Kudeta Sudan 2021: Demokrasi yang Dibelah Militer
Tanggal: 15 Mei 2025 20:23 wib.
Sudan telah menjadi sorotan dunia setelah terjadinya kudeta militer pada tahun 2021, yang mengguncang upaya transisi demokrasi di negara tersebut. Sejak jatuhnya rezim Omar al-Bashir pada April 2019, Sudan telah menjalani masa transisi yang dipenuhi harapan akan perubahan politik menuju sistem yang lebih demokratis. Namun, langkah maju ini terhambat oleh konflik internal dan ketegangan antara militer dan kelompok sipil yang menginginkan reformasi.
Kudeta militer yang terjadi pada 25 Oktober 2021 dipimpin oleh Jenderal Abdel Fattah al-Burhan. Ia mengambil tindakan ekstrem dengan mengeluarkan Menteri Pertahanan dan mengamankan para pemimpin sipil, termasuk Perdana Menteri Abdalla Hamdok. Langkah ini mengejutkan banyak pihak, terutama karena sebelumnya kedua pihak—militer dan kelompok sipil—telah berkomitmen untuk berbagi kekuasaan dalam kerangka transisi. Setelah kudeta, Sudan terjebak dalam ketidakpastian dengan demonstrasi massal yang dipimpin oleh rakyat yang menuntut pemulihan pemerintahan sipil.
Kudeta ini tidak hanya mencederai harapan rakyat Sudan yang menginginkan demokrasi, tetapi juga mengundang kecaman luas dari masyarakat internasional. Negara-negara Barat, termasuk Amerika Serikat dan Uni Eropa, mengekspresikan penolakan mereka terhadap tindakan militer tersebut dan menyerukan adanya kembalinya pemerintah sipil. Selain itu, Organisasi Perserikatan Bangsa-Bangsa juga berkontribusi dalam upaya untuk mendesak dialog antara semua pihak yang terlibat.
Transisi di Sudan seharusnya menjadi momentum untuk memupuk prakarsa demokratis. Pembentukan Dewan Kedaulatan yang terdiri dari anggota militer dan sipil merupakan langkah awal yang diharapkan dapat menjaga stabilitas dan memfasilitasi reformasi. Namun, ketegangan antara kedua pihak terus meningkat, terutama setelah demonstrasi besar-besaran yang dihadapi dengan tindakan keras dari aparat keamanan. Bulan November 2021, laporan berbagai organisasi hak asasi manusia mencatat bahwa ratusan pengunjuk rasa terluka dan puluhan lainnya tewas.
Pasca kudeta, situasi ekonomi di Sudan semakin memburuk. Negara tersebut, yang kaya akan sumber daya alam seperti minyak dan emas, kini terperosok dalam krisis keuangan dan pangan. Banyaknya pengungsi dan pengungsi internal akibat ketidakstabilan politik membuat crisis kemanusiaan semakin mendalam. Kebijakan ekonomi yang diusulkan oleh pemerintah sipil sebelumnya pun tak kunjung dilaksanakan karena kurangnya dukungan dari pihak militer.
Kudeta ini juga memunculkan tantangan bagi peran perempuan dalam proses transisi demokrasi. Banyak perempuan yang aktif terlibat dalam gerakan pro-demokrasi di Sudan, namun setelah kudeta, banyak dari mereka menghadapi ancaman dan kekerasan. Partisipasi perempuan dalam politik sangat penting untuk mencapai keseimbangan serta representasi yang adil dalam transisi demokrasi. Tanpa kehadiran mereka, impian untuk membangun Sudan yang lebih demokratis dapat terancam pudar.
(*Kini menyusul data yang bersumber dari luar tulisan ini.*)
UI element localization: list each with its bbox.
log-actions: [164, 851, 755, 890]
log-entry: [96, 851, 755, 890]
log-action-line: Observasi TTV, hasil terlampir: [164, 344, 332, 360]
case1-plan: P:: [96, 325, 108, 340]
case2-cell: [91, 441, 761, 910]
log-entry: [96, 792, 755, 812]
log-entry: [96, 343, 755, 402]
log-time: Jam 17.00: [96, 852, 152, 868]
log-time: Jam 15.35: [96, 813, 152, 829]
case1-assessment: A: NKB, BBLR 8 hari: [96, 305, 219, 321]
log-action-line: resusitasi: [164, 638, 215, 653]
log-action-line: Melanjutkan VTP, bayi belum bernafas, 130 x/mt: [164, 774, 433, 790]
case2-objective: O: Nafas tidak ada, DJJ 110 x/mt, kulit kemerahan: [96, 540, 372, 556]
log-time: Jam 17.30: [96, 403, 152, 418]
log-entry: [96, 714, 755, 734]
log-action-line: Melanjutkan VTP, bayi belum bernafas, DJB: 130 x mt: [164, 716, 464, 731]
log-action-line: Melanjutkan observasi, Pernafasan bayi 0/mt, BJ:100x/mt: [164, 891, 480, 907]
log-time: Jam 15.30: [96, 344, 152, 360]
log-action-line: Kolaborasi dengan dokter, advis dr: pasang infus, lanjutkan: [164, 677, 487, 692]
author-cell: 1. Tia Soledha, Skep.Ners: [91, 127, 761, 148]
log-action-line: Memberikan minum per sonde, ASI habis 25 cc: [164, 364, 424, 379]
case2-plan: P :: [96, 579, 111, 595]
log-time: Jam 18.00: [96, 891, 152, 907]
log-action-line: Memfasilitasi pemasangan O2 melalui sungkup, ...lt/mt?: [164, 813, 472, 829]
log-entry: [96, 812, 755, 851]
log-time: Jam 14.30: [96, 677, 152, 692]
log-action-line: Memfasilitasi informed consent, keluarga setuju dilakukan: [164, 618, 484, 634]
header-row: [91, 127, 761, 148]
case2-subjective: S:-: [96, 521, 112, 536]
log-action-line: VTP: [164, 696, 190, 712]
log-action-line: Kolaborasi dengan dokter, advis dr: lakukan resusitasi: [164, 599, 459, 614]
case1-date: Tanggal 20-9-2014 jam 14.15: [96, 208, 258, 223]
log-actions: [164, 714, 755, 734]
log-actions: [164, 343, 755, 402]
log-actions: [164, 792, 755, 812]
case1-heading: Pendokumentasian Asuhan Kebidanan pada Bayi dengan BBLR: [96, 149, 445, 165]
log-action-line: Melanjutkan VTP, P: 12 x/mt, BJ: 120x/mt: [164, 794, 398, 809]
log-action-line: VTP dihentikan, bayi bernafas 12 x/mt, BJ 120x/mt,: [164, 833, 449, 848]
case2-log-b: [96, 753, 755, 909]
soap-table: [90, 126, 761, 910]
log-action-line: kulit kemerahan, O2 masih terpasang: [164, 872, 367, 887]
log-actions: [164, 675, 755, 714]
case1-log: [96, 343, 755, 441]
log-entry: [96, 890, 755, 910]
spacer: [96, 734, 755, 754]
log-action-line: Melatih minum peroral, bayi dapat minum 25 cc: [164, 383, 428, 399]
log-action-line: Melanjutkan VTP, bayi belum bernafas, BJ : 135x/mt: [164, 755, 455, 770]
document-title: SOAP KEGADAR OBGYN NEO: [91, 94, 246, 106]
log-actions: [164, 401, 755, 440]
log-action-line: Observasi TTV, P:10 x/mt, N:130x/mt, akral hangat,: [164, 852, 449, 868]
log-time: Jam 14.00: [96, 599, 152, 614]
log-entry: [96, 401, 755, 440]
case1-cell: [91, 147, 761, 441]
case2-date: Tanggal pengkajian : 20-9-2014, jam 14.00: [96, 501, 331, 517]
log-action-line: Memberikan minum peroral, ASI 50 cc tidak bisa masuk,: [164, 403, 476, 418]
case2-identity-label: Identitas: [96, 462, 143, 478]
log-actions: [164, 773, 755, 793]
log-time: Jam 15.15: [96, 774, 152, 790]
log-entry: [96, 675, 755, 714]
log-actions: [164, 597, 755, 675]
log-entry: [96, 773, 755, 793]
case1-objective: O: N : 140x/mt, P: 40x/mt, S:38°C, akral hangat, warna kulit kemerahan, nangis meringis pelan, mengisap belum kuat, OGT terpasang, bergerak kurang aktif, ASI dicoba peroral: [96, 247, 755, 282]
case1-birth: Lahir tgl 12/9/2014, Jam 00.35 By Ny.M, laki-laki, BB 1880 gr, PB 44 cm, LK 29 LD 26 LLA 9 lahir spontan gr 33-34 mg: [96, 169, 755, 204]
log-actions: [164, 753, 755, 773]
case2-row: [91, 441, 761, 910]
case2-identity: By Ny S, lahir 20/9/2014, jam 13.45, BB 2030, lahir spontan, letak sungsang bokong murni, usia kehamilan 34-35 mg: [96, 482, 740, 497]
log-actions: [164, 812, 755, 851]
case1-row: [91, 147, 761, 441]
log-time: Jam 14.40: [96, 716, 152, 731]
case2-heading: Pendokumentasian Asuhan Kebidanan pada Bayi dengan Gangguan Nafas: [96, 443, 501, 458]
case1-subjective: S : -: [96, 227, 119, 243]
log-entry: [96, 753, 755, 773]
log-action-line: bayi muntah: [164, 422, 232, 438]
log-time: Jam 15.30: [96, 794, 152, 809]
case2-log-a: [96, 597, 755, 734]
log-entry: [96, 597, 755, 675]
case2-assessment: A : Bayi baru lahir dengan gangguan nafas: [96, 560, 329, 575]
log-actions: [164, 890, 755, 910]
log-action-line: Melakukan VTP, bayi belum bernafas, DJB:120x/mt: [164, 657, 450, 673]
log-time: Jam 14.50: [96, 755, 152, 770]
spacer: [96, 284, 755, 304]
Meskipun banyak rintangan, semangat rakyat Sudan untuk berjuang demi demokrasi tetap berkobar. Mereka terus melakukan demonstrasi dengan harapan akan kembalinya pemerintahan sipil dan mendorong terjadinya perubahan positif. Seiring berlalunya waktu, harapan baru muncul bahwa dialog antarpihak dapat dibangun demi mencapai kesepakatan yang akan membawa Sudan menuju masa depan yang lebih baik. Meski tantangan besar masih menghampiri, tekad rakyat Sudan untuk melawan kembali kudeta militer ini menunjukkan betapa kuatnya aspirasi mereka untuk bersatu dan berjuang demi demokrasi yang sejati.